British geneticist Sir Alec Jeffreys had a eureka moment in his lab in Leicester after looking at the X-ray film image of a DNA experiment at 9:05 am on Monday 10 September 1984, which unexpectedly showed both similarities and differences between the DNA of different members of his technician’s family. Within about half an hour, he realized the possible scope of DNA fingerprinting, which uses variations in the genetic code to identify individuals. The method has become important in forensic science to assist police detective work, and it has also proved useful in resolving paternity and immigration disputes. The method can also be applied to non-human species, for example in wildlife population genetics studies. Before his methods were commercialized in 1987, his laboratory was the only center carrying out DNA fingerprinting in the world.

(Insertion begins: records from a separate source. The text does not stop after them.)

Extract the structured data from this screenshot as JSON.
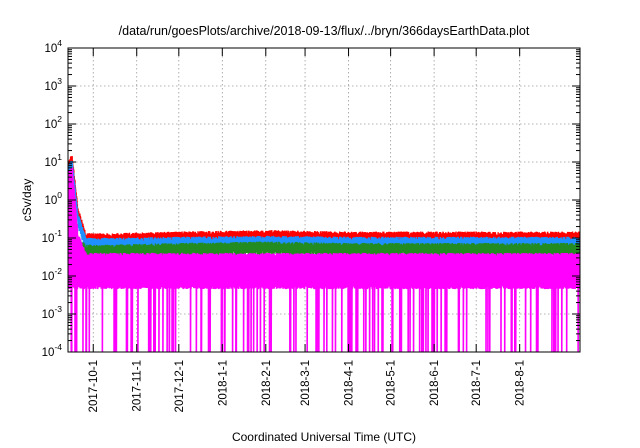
{
  "chart_data": {
    "type": "line",
    "title": "/data/run/goesPlots/archive/2018-09-13/flux/../bryn/366daysEarthData.plot",
    "xlabel": "Coordinated Universal Time (UTC)",
    "ylabel": "cSv/day",
    "yscale": "log",
    "ylim": [
      0.0001,
      10000
    ],
    "xlim": [
      "2017-09-13",
      "2018-09-13"
    ],
    "grid": true,
    "legend": "none",
    "x_ticks": [
      "2017-10-1",
      "2017-11-1",
      "2017-12-1",
      "2018-1-1",
      "2018-2-1",
      "2018-3-1",
      "2018-4-1",
      "2018-5-1",
      "2018-6-1",
      "2018-7-1",
      "2018-8-1"
    ],
    "y_ticks": [
      {
        "base": "10",
        "exp": "-4"
      },
      {
        "base": "10",
        "exp": "-3"
      },
      {
        "base": "10",
        "exp": "-2"
      },
      {
        "base": "10",
        "exp": "-1"
      },
      {
        "base": "10",
        "exp": "0"
      },
      {
        "base": "10",
        "exp": "1"
      },
      {
        "base": "10",
        "exp": "2"
      },
      {
        "base": "10",
        "exp": "3"
      },
      {
        "base": "10",
        "exp": "4"
      }
    ],
    "series": [
      {
        "color": "#ff0000",
        "x": [
          "2017-09-13",
          "2017-09-16",
          "2017-09-20",
          "2017-09-26",
          "2017-10-15",
          "2017-12-01",
          "2018-02-01",
          "2018-04-01",
          "2018-06-01",
          "2018-08-01",
          "2018-09-13"
        ],
        "y": [
          8,
          12,
          0.5,
          0.1,
          0.1,
          0.11,
          0.12,
          0.11,
          0.11,
          0.11,
          0.11
        ]
      },
      {
        "color": "#1e90ff",
        "x": [
          "2017-09-13",
          "2017-09-16",
          "2017-09-20",
          "2017-09-26",
          "2017-10-15",
          "2017-12-01",
          "2018-02-01",
          "2018-04-01",
          "2018-06-01",
          "2018-08-01",
          "2018-09-13"
        ],
        "y": [
          6,
          9,
          0.35,
          0.075,
          0.075,
          0.08,
          0.085,
          0.08,
          0.08,
          0.08,
          0.08
        ]
      },
      {
        "color": "#228b22",
        "x": [
          "2017-09-13",
          "2017-09-16",
          "2017-09-20",
          "2017-09-26",
          "2017-10-15",
          "2017-12-01",
          "2018-02-01",
          "2018-04-01",
          "2018-06-01",
          "2018-08-01",
          "2018-09-13"
        ],
        "y": [
          0.8,
          1.0,
          0.08,
          0.05,
          0.05,
          0.055,
          0.06,
          0.055,
          0.055,
          0.055,
          0.055
        ]
      },
      {
        "color": "#ff00ff",
        "x": [
          "2017-09-13",
          "2017-09-16",
          "2017-09-20",
          "2017-09-26",
          "2017-10-15",
          "2017-12-01",
          "2018-02-01",
          "2018-04-01",
          "2018-06-01",
          "2018-08-01",
          "2018-09-13"
        ],
        "y": [
          4,
          6,
          0.1,
          0.03,
          0.03,
          0.03,
          0.03,
          0.03,
          0.03,
          0.03,
          0.03
        ],
        "y_min": 0.005,
        "dropouts_to": 0.0001
      }
    ]
  }
}
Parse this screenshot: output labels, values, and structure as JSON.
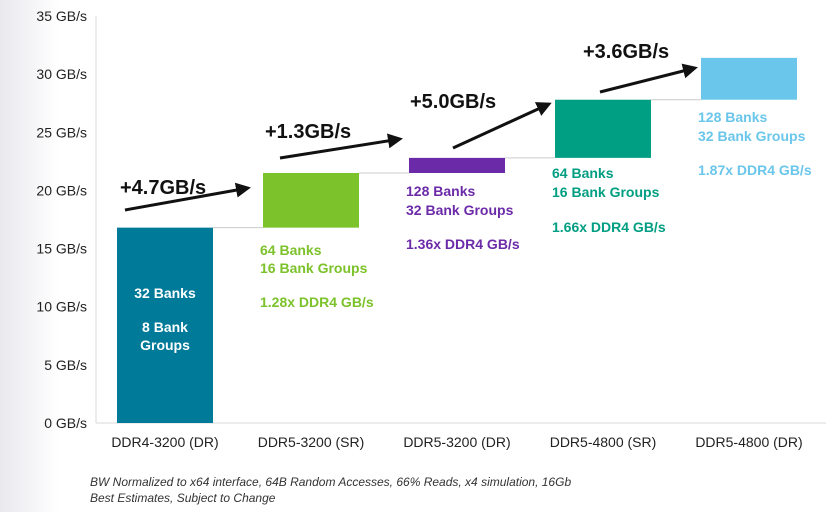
{
  "chart_data": {
    "type": "bar",
    "subtype": "waterfall",
    "categories": [
      "DDR4-3200 (DR)",
      "DDR5-3200 (SR)",
      "DDR5-3200 (DR)",
      "DDR5-4800 (SR)",
      "DDR5-4800 (DR)"
    ],
    "y_ticks": [
      "0 GB/s",
      "5 GB/s",
      "10 GB/s",
      "15 GB/s",
      "20 GB/s",
      "25 GB/s",
      "30 GB/s",
      "35 GB/s"
    ],
    "ylim": [
      0,
      35
    ],
    "bars": [
      {
        "start": 0,
        "end": 16.8,
        "color": "#007a99",
        "text_color": "#ffffff",
        "labels": [
          "32 Banks",
          "8 Bank",
          "Groups"
        ]
      },
      {
        "start": 16.8,
        "end": 21.5,
        "color": "#7cc22a",
        "text_color": "#7cc22a",
        "labels": [
          "64 Banks",
          "16 Bank Groups",
          "1.28x DDR4 GB/s"
        ]
      },
      {
        "start": 21.5,
        "end": 22.8,
        "color": "#6b2aa8",
        "text_color": "#6b2aa8",
        "labels": [
          "128 Banks",
          "32 Bank Groups",
          "1.36x DDR4 GB/s"
        ]
      },
      {
        "start": 22.8,
        "end": 27.8,
        "color": "#009e82",
        "text_color": "#009e82",
        "labels": [
          "64 Banks",
          "16 Bank Groups",
          "1.66x DDR4 GB/s"
        ]
      },
      {
        "start": 27.8,
        "end": 31.4,
        "color": "#6ac6ea",
        "text_color": "#6ac6ea",
        "labels": [
          "128 Banks",
          "32 Bank Groups",
          "1.87x DDR4 GB/s"
        ]
      }
    ],
    "increments": [
      "+4.7GB/s",
      "+1.3GB/s",
      "+5.0GB/s",
      "+3.6GB/s"
    ],
    "grid": false
  },
  "footnotes": [
    "BW Normalized to x64 interface, 64B Random Accesses, 66% Reads, x4 simulation, 16Gb",
    "Best Estimates, Subject to Change"
  ]
}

Popular culture has its own views of the Aha! effect. Although both are defined as that moment of insight that changes one’s state of mind, its applications greatly differ. Where scientists have focused on understanding the mechanisms of insights as well as how and where Aha! moments occur in the brain, Oprah Winfrey has taken this phenomenon and turned it into a popular and well-recognized state of mind. By focusing on the emotional and life changing occurrences an individual experiences, Oprah views the Aha! effect as a sudden moment of realization, where an individual recognizes that they need to make a change or move forward in life. Oprah includes ‘Aha! Moments’ in her monthly magazine, ‘O: The Oprah Magazine,’ and commonly makes reference to these moments of insight on her television show, Oprah. Oprah has integrated this insightful occurrence into popular culture, encouraging the mainstream population to recognize these ‘Opr-Aha!’ moments.

2 Responses to “Eureka Effect”

  1. Reblogged this on Observation Obligation and commented:
    In fact, the Eureka Effect is one of the most effective ways to remember concepts or problems because of the emotional binding which the Eureka effect creates. (That is, adrenaline, joy, happiness in the moment of understanding) From personal experience, this emotional binding keeps up interest to dig deeper, to perfect skills/abilities. Ultimately, this implies that the Eureka Effect is one of the most advanced ways of learning (whether this might be during childhood or adolescence but also at higher ages).